NOAM CHOMSKY: Well, the striking aspect of this is the chutzpah involved. I mean, Israel has had nuclear weapons for probably 50 years or 40 years. They have, estimates are, maybe 100, 200 nuclear weapons. And they are an aggressive state. Israel has invaded Lebanon five times. It’s carrying out an illegal occupation that carries out brutal attacks like Gaza last summer. And they have nuclear weapons. But the main story is that if—incidentally, the Mossad analysis corresponds to U.S. intelligence analysis. They don’t know if Iran is developing nuclear weapons. But I think the crucial fact is that even if they were, what would it mean? It would be just as U.S. intelligence analyzes it: It would be part of a deterrent strategy. They couldn’t use a nuclear weapon. They couldn’t even threaten to use it. Israel, on the other hand, can; has, in fact, threatened the use of nuclear weapons a number of times.

AMY GOODMAN: So why is Netanyahu doing this?

NOAM CHOMSKY: Because he doesn’t want to have a deterrent in the region.
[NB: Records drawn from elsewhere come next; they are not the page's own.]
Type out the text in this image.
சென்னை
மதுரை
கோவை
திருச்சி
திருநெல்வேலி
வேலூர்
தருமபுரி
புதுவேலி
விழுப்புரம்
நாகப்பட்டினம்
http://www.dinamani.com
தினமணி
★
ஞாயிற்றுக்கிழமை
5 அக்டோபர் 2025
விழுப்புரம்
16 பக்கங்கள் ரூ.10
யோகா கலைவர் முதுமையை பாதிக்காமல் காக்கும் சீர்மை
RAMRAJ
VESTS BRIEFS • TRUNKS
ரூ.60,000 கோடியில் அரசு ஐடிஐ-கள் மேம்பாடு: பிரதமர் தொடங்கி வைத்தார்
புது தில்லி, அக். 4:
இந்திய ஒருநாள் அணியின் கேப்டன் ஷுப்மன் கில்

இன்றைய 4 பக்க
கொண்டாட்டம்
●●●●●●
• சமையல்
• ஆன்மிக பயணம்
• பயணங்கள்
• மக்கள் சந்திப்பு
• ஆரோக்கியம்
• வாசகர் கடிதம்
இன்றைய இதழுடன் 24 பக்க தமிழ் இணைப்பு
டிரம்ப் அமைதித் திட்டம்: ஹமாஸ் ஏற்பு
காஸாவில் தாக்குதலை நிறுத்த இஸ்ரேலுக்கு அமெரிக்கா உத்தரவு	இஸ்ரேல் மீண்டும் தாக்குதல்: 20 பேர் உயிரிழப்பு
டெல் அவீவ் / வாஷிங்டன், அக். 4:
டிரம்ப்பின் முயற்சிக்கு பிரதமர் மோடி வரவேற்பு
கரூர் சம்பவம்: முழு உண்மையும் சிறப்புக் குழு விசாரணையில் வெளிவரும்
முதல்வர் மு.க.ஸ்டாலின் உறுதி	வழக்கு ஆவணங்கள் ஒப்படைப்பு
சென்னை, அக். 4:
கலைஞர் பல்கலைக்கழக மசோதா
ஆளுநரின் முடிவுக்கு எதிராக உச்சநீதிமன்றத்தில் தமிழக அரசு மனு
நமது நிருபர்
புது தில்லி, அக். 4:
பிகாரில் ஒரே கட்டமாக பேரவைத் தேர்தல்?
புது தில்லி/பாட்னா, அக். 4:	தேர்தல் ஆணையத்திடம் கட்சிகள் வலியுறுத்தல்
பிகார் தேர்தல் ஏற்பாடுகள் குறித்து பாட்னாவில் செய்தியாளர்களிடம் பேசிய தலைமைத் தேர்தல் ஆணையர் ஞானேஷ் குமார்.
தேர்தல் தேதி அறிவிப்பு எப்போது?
That’s simple enough. If you’re an aggressive, violent state, you want to be able to use force freely. You don’t want anything that might impede it.

AMY GOODMAN: Do you think this in any way has undercut the U.S. relationship with Israel, the Netanyahu-Obama conflict that, what, Susan Rice has called destructive?

NOAM CHOMSKY: There is undoubtedly a personal relationship which is hostile, but that’s happened before. Back in around 1990 under first President Bush, James Baker went as far as—the secretary of state—telling Israel, "We’re not going to talk to you anymore. If you want to contact me, here’s my phone number." And, in fact, the U.S. imposed mild sanctions on Israel, enough to compel the prime minister to resign and be replaced by someone else. But that didn’t change the relationship, which is based on deeper issues than personal antagonisms.